The Girl from the Fiction Department: A Portrait of Sonia Orwell
by Hilary Spurling
A review by Benjamin Schwarz
Sonia Brownell, a young, smart, and pretentious beauty with a reputation for what would once have been called promiscuity, married the lonely and cadaverous George Orwell on his deathbed. She has ever since been regarded by many as something of a literary gold digger, but she always had her partisans — and Spurling is by far her fiercest. Nearly every aspect of Sonia's behavior concerning Orwell is disputed (Was she or was she not nightclubbing with her former lover, Lucian Freud, when Orwell died?
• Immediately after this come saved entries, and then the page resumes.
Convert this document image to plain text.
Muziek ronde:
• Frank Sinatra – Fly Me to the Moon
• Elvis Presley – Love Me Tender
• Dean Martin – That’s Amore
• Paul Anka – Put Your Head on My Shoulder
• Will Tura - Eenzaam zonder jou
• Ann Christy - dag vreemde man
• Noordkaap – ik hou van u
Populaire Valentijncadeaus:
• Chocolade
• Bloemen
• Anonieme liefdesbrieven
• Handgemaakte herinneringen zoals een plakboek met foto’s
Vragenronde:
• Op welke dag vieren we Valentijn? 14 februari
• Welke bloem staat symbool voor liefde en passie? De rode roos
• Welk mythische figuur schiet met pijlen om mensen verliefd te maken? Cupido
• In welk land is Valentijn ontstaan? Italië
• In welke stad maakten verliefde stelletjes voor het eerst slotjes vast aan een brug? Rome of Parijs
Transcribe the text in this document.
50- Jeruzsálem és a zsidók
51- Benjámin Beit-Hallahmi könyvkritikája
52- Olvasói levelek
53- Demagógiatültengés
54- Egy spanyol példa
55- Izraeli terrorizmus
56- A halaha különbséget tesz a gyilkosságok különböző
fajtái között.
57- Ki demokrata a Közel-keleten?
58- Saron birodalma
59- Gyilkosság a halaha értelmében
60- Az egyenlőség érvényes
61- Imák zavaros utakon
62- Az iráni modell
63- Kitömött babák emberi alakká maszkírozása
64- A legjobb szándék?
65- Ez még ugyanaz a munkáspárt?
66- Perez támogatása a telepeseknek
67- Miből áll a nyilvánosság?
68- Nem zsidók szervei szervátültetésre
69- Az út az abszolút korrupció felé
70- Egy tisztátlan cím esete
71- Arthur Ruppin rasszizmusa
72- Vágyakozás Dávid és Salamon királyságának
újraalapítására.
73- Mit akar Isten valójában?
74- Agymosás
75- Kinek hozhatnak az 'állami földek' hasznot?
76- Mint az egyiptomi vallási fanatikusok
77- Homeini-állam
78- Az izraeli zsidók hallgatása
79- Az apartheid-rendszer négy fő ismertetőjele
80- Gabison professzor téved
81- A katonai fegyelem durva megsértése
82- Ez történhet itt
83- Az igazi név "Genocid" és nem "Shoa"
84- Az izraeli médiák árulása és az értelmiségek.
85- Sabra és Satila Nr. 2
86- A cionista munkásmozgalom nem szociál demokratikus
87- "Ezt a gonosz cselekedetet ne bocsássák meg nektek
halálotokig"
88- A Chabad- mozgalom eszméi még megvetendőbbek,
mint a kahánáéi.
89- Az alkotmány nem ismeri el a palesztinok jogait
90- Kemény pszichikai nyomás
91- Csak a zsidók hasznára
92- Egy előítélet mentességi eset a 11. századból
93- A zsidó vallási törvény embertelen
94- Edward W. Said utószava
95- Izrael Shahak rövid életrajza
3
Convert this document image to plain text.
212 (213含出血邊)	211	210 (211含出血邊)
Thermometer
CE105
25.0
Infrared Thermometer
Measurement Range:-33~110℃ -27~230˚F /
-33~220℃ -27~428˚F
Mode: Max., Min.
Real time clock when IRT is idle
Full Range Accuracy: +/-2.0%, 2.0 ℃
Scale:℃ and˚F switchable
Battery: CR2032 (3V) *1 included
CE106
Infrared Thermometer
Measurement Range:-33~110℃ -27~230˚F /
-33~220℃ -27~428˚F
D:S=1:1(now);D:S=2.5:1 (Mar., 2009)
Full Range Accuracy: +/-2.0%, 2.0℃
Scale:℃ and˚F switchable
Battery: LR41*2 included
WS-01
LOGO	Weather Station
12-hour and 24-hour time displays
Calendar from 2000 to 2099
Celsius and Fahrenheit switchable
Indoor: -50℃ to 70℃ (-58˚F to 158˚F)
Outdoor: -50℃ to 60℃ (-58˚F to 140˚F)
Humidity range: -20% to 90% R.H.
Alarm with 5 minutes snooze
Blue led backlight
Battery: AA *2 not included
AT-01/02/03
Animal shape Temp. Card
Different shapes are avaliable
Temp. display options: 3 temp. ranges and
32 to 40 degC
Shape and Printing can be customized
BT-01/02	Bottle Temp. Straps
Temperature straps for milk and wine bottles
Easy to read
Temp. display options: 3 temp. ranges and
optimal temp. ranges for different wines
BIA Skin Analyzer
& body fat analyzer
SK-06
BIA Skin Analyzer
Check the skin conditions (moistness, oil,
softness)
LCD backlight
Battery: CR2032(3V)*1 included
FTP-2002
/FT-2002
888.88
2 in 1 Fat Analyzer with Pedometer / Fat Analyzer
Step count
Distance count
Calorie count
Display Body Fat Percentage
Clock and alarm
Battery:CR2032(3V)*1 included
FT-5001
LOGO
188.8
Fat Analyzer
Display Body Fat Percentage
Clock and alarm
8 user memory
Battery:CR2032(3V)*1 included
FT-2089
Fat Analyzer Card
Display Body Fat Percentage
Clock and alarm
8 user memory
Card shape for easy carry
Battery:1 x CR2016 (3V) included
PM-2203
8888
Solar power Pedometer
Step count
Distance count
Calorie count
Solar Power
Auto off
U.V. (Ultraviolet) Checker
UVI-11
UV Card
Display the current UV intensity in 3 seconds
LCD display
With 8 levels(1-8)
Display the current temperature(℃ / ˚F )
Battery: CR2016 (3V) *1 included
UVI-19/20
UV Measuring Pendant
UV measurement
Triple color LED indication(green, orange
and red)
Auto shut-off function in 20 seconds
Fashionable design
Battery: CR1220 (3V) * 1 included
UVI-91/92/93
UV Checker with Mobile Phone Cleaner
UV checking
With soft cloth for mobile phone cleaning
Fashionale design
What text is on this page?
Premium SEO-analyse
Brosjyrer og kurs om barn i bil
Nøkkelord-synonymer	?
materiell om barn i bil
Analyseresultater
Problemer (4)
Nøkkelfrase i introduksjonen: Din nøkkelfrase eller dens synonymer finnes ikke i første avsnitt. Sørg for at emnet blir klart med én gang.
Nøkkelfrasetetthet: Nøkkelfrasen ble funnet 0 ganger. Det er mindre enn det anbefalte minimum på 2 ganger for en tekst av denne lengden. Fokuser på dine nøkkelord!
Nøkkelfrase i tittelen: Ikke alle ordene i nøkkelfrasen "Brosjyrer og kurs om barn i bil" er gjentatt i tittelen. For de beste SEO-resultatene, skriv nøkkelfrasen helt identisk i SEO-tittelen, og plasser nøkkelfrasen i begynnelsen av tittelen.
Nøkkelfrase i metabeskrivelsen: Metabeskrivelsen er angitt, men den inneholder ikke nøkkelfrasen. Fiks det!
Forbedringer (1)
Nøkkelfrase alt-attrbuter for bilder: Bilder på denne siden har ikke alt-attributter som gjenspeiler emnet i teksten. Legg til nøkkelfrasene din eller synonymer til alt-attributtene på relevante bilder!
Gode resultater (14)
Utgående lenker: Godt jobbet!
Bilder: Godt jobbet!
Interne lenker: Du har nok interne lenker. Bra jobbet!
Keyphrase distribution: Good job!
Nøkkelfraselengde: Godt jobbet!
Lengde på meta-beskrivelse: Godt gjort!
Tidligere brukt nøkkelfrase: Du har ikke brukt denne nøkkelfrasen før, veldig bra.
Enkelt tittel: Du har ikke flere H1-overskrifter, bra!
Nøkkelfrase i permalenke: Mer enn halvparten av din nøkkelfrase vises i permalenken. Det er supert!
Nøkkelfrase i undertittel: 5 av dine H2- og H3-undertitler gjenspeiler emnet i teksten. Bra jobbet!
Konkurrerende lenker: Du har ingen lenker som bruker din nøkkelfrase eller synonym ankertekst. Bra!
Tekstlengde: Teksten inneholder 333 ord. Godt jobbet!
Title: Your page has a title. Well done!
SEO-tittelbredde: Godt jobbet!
How often and for how long did she visit Orwell in his final days?), so there's room for a charitable interpretation of this difficult woman. Sonia certainly had her strong points, including charisma: she was the inspiration for the bossy and earthy Julia ("the girl from the fiction department") in Nineteen Eighty-four, and Anthony Powell, Marguerite Duras, and Angus Wilson (Sonia discovered him for the literary magazine Horizon) all based fictional characters on her. Jean Rhys, Cyril Connolly (her boss at Horizon), Stephen Spender, Ivy Compton-Burnett, Mary McCarthy, and Francis Bacon also enjoyed her loyal and generous, if capricious, friendship. Many have judged Sonia as the tyrannical and grasping executrix of Orwell's literary estate, but her careful co-editing of the 1968 four-volume collection of Orwell's essays, journalism, and letters unquestionably solidified his reputation as the one twentieth-century writer who elevated journalism to an art. Nevertheless, Spurling, a distinguished biographer who was close to Sonia for the last decade of her life, ignores or thoughtlessly dismisses many of the unsavory accusations leveled against her subject, making this at best a prejudiced—and at worst an unreliable — life history. Spurling's desire to salvage her friend's reputation also lends a breathless, frenetic, and at times sloppy quality to her prose: Sonia's visits, Spurling writes, "lifted her friends' spirits like the sun coming out." And Sonia was daunted by the "enormity" [sic] of the task of editing The Collected Essays. Far too ardent, this is nevertheless a needed corrective to the beating Sonia has taken from many of Orwell's biographers.